Future work could focus on investigating the geographical spread of disease over time. Currently, for the Twitter models presented, there exists only a breakdown on NHS regional level. Exactly geo-located tweets and Google search queries could become available at a more granular level. This could allow public health agencies to detect localised outbreaks more quickly and offer insights into how influenza spreads. A recent study, using multi-task learning to model regional rates in the US, provides further support for this37. Furthermore, the use of geo-located tweets and search queries provides the opportunity to assess the impact of localised interventions, as done for the 2013/14 and 2014/15 LAIV childhood influenza pilots13,38. Incorporating automatically inferred user demographics such as age, gender or social class may also be a potential future direction32,33,34,35. Given the differential effect of specific strains on certain age groups, an accurate characterisation of age-specific burden would be particularly useful, especially when dealing with emerging strains39. In general, there is potential to use such data sources not only for surveillance purposes, but also to gain a deeper understanding of disease dynamics. A previous study for example used Twitter data to estimate secondary attack rate and serial interval of ILI40.

Work is still required to refine the statistical methods used to deal with issues such as noise, model and data biases and the fact that estimates from web content are not directly based on actual ILI cases. Future work could aim at moving towards unsupervised models that do not depend on traditional surveillance sources, RCGP data in this case, for training purposes. These could infer their own ILI rates based solely on online data originating from the bottom part of the disease population pyramid and thus offer a more independent and complementary data source to traditional surveillance systems. Generally, if implemented for public health purposes, such systems should be considered as on-going, developing tools3. Each influenza season offers a new set of data points to test model performance, which may in turn inform subsequent design and development of new statistical approaches. Additionally, it is important to be aware that the nature of the input data may change over time (e.g. changes in user behaviour and evolution of search engines/social media platforms).
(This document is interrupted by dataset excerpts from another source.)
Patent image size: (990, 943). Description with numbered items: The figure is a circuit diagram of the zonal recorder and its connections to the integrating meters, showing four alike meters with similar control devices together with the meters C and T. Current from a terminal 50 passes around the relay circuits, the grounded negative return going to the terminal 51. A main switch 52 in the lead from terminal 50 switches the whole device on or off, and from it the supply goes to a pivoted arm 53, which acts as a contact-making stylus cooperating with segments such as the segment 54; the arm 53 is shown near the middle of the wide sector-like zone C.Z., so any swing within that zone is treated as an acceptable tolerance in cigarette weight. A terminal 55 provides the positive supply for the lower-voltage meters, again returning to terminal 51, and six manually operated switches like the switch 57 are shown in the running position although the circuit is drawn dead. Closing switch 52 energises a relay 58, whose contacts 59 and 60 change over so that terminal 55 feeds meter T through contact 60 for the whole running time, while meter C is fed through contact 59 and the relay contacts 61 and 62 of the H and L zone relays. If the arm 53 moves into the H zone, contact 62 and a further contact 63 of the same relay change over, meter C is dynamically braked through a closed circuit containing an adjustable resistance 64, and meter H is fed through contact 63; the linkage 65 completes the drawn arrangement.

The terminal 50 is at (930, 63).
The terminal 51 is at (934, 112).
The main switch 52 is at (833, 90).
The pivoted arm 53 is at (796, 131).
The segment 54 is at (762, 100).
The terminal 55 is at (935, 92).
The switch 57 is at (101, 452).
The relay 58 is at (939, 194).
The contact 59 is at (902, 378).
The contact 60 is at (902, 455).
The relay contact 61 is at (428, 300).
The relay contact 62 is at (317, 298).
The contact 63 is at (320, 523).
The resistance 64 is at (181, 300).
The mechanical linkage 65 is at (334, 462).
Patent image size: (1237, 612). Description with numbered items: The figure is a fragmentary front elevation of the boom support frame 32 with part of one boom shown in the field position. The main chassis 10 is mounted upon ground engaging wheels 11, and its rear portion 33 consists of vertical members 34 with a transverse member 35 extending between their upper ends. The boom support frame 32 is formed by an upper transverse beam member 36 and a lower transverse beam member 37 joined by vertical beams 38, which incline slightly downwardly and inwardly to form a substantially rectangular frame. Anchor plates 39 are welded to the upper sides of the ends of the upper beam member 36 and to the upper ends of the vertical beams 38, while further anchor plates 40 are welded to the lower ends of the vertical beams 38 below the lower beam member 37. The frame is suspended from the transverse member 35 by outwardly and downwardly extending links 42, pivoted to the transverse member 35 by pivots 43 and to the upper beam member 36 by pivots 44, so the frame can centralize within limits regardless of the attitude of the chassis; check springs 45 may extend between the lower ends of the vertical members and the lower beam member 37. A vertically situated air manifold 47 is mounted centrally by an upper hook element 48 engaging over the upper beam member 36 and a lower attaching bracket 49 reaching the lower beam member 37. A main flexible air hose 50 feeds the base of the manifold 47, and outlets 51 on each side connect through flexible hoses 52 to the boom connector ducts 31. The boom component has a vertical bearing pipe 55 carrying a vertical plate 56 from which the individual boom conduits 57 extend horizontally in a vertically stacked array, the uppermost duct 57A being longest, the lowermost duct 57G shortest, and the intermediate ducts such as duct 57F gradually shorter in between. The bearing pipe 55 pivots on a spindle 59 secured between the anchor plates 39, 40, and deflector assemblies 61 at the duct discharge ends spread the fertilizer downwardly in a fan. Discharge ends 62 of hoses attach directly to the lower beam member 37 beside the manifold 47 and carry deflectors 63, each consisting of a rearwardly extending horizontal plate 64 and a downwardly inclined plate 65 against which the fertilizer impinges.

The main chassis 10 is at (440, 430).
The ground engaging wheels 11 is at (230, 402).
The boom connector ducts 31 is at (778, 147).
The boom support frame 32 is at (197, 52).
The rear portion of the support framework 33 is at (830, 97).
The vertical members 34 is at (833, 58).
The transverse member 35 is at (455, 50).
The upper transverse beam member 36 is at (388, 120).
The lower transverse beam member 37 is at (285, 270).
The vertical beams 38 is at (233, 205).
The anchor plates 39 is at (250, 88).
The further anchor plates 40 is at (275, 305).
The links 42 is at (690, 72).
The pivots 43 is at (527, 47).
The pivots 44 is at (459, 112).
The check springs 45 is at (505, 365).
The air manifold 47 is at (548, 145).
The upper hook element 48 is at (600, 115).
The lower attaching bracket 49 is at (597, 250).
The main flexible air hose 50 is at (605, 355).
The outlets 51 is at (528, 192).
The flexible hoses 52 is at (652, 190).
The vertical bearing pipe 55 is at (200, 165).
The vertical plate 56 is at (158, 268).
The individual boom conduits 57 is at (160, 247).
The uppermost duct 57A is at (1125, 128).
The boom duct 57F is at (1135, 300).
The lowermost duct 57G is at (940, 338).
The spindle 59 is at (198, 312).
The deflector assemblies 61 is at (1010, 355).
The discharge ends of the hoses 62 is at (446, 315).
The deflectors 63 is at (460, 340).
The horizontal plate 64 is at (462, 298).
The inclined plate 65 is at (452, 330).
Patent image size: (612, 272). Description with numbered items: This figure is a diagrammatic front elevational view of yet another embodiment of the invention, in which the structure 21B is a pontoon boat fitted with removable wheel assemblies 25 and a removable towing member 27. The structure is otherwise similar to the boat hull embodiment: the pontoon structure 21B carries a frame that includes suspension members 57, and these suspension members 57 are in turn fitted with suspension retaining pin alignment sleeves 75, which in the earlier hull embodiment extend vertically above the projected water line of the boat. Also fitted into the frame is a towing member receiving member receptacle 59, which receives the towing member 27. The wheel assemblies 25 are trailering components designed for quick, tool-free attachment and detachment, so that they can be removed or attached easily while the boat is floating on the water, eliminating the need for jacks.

Despite issues with biases, discrepancies in model estimates and the fact that estimates from online content are not directly based on actual ILI cases, surveillance based on online user-generated content also offers significant advantages to traditional surveillance sources. Most importantly, systems based on online data provide almost instantaneous estimates of ILI, are cost-effective in terms of implementation and maintenance and offer potential insights into aspects of transmission that may not be captured by traditional surveillance. As this evaluation only involved a single influenza season, it should be continued for further seasons to assess how the models deal with different transmission intensities and circulating strains. With further assessment and development, particularly around the Google model, online user-generated content has the potential of adding value to and complementing existing surveillance systems and thus aiding public health response strategies throughout influenza seasons.